Comment combattre la désinformation ? La question revient souvent dans les médias, dans l’enseignement, dans le monde de la recherche, etc.
Et bien, figurez-vous que Tonton Grompf a la solution !

Je répète donc la question : comment combattre la désinformation ?

Vous occupez un poste dans les métiers de l’information, dans l’éducation, dans le domaine scientifique ou dans une toute autre institution concernée et vous vous posez la question et vous ne trouvez pas de réponse claire ?

Heureusement pour vous, Tonton Grompf est là, et il va vous apporter LA solution.


Il faut donner le bon exemple.


Voilà.

C’est tout.

Merci de m’avoir lu.

Hein ?

Quoi ?

Ça va pas suffire à régler le problème ?

Heu… Ouais. OK. Ça va pas suffire à régler le problème.

Mais c’est indispensable.

Et tant que vous ne donnerez pas le bon exemple, ça ne servira à rien de faire des rubriques de fact-checking dans vos journaux, d’organiser des colloques sur la désinformation ou d’inviter des spécialistes, plus ou moins fiables, du complotisme.

Je vous propose de jeter un œil à cette série de débunks :

C’est précis. C’est clair. C’est vérifiable.

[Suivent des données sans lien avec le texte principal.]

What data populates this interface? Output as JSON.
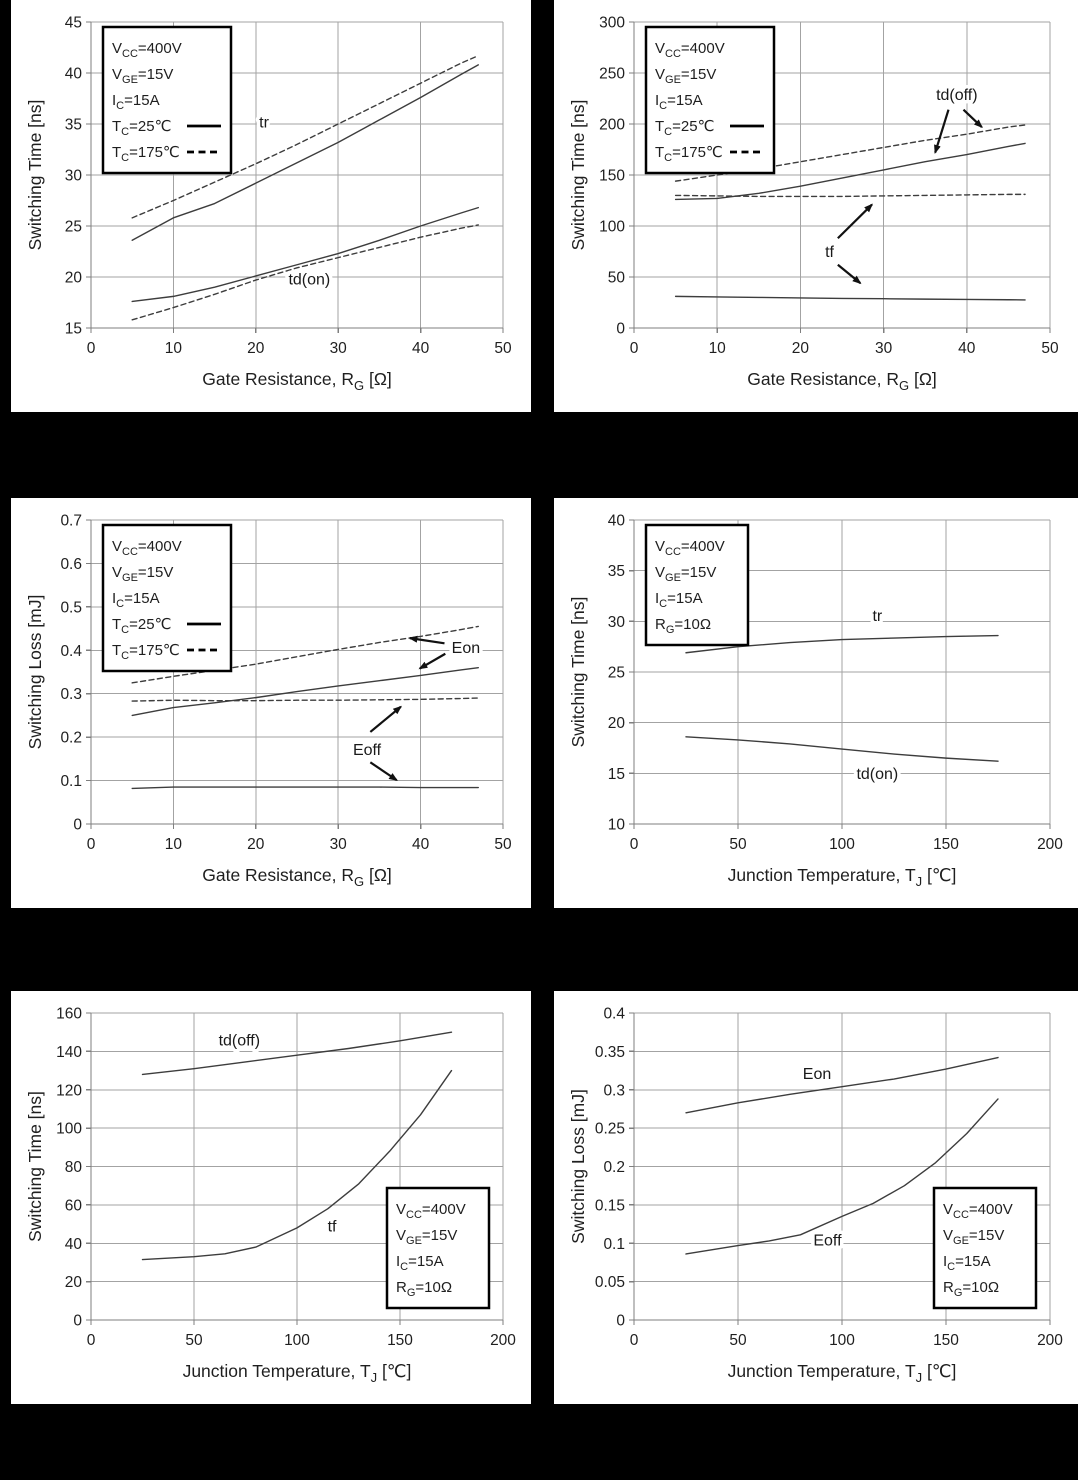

On nous cause d’un documentaire antivax d’apparence sérieuse, mais bourré de fausses infos et de sous-entendus trompeurs.

Allez voir ces débunks.

Et là, on parle de Arte et de la RTS. 2 chaînes de service public.

2 chaînes de service public qui nous proposent tout plein d’initiatives pour lutter contre la désinformation, le complotisme et les fake-news… Mais qui ne voient AUCUN problème à contribuer au financement et à la diffusion d’un documentaire antivax trompeur.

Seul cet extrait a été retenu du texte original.